Subscription pricing for Apps. Its fair. For both sides.
I get it. We all hate to pay subscriptions for apps. I’d rather just pay once and be done with it. But it isn’t that easy.
You need to look at contract law and accounting principles to see why subscription pricing is the only way many companies can stay in business.
#What if Cars were sold with FOREVER free maintenance?
Let me illustrate it this way. What if a car company sold cars but they had to do free maintenance on those cars FOREVER. So you buy a car for $30k. But for all maintenance work the car company would have to foot the bill. For years. For decades. For a lifetime. Do you think this would be a sustainable pricing model? Hell no. All the car companies would go bankrupt if they had to do free maintenance forever.
From an accounting and a legal standpoint the company could not even record $30k the day they sell the car. Why? Because they have massive obligations to provide all that maintenance over decades. They probably would have to split that $30k over 30 years. You can see how that would ruin a car companies financial statements and profitability. Which would ruin their chance to get good financing and loans.
One solution would be for the car company to raise prices to cover 30+ years of future maintenance. They probably would have to charge $50k for a car that others would be selling for $30k. Its pretty obvious that a car company selling a $30k car for $50k would get very little sales.

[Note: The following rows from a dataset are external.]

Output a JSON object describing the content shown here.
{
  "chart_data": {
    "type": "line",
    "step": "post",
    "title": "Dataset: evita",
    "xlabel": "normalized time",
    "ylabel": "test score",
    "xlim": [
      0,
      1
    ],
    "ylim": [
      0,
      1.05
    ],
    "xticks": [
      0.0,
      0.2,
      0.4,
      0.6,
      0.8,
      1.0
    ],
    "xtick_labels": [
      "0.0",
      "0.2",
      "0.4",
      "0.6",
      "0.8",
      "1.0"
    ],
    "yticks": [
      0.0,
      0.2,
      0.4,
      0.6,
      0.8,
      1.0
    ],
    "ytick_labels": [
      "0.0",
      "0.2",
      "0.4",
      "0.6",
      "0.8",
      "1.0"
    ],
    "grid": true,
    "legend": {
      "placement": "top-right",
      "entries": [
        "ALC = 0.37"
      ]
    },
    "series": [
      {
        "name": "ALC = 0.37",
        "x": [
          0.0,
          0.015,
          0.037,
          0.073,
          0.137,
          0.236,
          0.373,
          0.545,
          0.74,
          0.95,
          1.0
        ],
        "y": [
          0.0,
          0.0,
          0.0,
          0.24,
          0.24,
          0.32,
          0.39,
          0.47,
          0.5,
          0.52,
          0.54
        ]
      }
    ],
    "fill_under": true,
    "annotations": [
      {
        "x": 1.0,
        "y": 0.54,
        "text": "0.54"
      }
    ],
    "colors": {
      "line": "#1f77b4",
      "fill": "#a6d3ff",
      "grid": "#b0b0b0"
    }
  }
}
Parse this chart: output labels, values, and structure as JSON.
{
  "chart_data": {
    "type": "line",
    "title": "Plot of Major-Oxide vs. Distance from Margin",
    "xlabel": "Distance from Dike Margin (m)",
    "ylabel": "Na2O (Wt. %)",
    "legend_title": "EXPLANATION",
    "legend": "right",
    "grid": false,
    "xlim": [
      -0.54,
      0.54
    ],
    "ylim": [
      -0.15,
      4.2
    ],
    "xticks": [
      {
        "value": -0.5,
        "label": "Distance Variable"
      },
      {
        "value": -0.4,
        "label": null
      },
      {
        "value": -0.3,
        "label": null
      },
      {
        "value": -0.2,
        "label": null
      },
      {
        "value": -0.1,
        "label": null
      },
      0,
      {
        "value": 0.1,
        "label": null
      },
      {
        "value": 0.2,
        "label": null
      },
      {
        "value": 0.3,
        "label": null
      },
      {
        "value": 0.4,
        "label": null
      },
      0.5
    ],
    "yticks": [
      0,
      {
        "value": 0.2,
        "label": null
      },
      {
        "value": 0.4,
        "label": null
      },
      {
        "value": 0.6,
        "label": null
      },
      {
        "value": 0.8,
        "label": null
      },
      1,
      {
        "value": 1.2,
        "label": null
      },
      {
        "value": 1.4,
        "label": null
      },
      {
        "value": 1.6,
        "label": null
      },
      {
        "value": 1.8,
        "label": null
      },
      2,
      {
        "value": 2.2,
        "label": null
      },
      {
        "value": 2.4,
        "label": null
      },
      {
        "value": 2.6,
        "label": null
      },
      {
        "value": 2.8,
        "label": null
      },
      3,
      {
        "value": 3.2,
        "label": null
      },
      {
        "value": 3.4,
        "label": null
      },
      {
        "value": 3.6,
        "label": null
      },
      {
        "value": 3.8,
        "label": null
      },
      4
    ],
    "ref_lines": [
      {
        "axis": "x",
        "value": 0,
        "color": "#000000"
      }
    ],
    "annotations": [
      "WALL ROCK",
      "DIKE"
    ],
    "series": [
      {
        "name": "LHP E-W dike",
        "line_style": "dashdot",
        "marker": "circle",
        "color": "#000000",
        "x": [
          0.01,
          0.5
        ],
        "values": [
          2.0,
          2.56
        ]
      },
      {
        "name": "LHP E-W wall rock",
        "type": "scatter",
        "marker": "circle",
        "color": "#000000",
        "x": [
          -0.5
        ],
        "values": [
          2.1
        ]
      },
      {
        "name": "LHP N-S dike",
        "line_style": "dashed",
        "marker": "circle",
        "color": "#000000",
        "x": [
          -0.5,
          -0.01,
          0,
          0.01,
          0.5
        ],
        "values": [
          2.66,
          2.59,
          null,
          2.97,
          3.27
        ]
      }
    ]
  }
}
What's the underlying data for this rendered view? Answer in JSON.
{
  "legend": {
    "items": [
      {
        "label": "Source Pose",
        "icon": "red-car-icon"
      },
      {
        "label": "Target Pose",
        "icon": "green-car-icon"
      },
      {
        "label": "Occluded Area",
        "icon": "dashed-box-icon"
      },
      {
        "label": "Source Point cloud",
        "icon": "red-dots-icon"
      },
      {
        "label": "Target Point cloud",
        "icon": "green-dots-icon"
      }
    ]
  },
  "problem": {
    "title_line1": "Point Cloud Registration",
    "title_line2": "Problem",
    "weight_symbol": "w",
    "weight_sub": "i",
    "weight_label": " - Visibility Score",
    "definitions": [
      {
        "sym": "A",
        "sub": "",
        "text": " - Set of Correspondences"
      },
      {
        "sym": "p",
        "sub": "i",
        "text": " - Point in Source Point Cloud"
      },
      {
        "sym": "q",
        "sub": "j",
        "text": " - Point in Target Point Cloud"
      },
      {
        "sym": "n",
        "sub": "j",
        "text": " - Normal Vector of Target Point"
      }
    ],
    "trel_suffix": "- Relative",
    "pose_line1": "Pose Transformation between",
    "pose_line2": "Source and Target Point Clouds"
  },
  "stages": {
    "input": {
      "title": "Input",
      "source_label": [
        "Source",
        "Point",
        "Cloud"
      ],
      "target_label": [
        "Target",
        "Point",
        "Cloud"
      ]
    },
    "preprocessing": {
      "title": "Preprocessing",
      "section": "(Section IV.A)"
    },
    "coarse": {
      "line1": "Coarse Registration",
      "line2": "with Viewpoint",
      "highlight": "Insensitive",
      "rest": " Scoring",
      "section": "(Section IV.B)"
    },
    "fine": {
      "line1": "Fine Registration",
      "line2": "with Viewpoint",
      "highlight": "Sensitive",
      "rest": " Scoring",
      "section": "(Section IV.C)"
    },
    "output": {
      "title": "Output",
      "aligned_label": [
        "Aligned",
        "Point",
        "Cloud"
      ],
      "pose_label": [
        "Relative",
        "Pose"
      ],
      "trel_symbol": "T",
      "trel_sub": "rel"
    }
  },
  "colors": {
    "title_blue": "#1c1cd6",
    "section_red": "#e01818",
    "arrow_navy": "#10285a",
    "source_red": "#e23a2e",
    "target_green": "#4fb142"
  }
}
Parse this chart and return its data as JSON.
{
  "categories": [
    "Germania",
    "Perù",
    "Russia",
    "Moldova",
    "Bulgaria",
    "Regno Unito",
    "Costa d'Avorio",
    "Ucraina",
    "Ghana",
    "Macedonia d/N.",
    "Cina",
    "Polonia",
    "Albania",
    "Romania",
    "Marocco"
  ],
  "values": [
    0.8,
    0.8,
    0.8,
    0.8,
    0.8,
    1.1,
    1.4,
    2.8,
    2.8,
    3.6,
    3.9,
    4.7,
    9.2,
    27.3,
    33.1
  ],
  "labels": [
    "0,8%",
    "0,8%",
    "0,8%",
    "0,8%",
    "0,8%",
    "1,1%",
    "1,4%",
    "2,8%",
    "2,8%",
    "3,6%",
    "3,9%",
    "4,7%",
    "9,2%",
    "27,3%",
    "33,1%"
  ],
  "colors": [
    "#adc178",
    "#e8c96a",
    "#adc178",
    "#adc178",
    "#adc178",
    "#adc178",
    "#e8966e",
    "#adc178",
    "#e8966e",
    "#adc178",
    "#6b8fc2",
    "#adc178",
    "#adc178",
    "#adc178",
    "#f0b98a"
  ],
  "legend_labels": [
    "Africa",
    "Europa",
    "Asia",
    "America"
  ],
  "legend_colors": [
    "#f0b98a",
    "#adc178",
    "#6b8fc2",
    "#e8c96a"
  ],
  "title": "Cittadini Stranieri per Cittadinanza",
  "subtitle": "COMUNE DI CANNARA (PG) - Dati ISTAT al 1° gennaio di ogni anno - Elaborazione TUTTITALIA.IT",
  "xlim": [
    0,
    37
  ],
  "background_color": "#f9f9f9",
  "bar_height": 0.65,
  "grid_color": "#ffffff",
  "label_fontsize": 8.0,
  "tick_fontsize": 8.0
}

#Apps are sold with FOREVER free maintenance
Now bringing back to apps. App makers are in the same bind as a car maker who had to provide forever free maintenance. You can’t just sell an app and pack up your bags. An app maker has to constantly make updates, bug fixes, and improvements. This happens dozens of times a year and especially with major OS updates. This takes a ton of time and money!
So if an app maker sells an app for $10 how on earth can they run a profitable business if they had to spend hundreds if not thousands of hours of programming the next 30 years? The answer is they can’t. They are in a huge bind. Of course they could increase the one-time fee but it would be massive. Maybe hundreds if not thousands of dollars.
This was the way it was in the ‘ole’ days. When apps were called programs on PC’s. And these programs were expensive. Very expensive. Hundreds if not thousands of dollars. When the app store came about things got dirt cheap. Unsustainabily cheap. Companies simply cannot stay afloat charging a one time fee of $10 for something they have to update/maintain for years.
Also note that accounting standards have changed. In the past companies could show the entire one-time fee as sales. Not anymore. The one-time fee has to be spread over years, even decades. Thus companies show less profits on their books and its harder to get financing.
#The solution: pay as you go pricing
The solution is subscriptions. You pay as you go. This way companies get a steady revenue stream to match the steady amount of work they need to put out to maintain/update the product. The consumer can cancel at anytime without obligation.
To me this is fair. You pay as go.
Of course this cost more then the good ‘ole’ days when apps were a one-time fee of $10. But that business model is simply unsustainable unless the app is being subsidized by other means. Other means such as obnoxious ads or even worse spyware.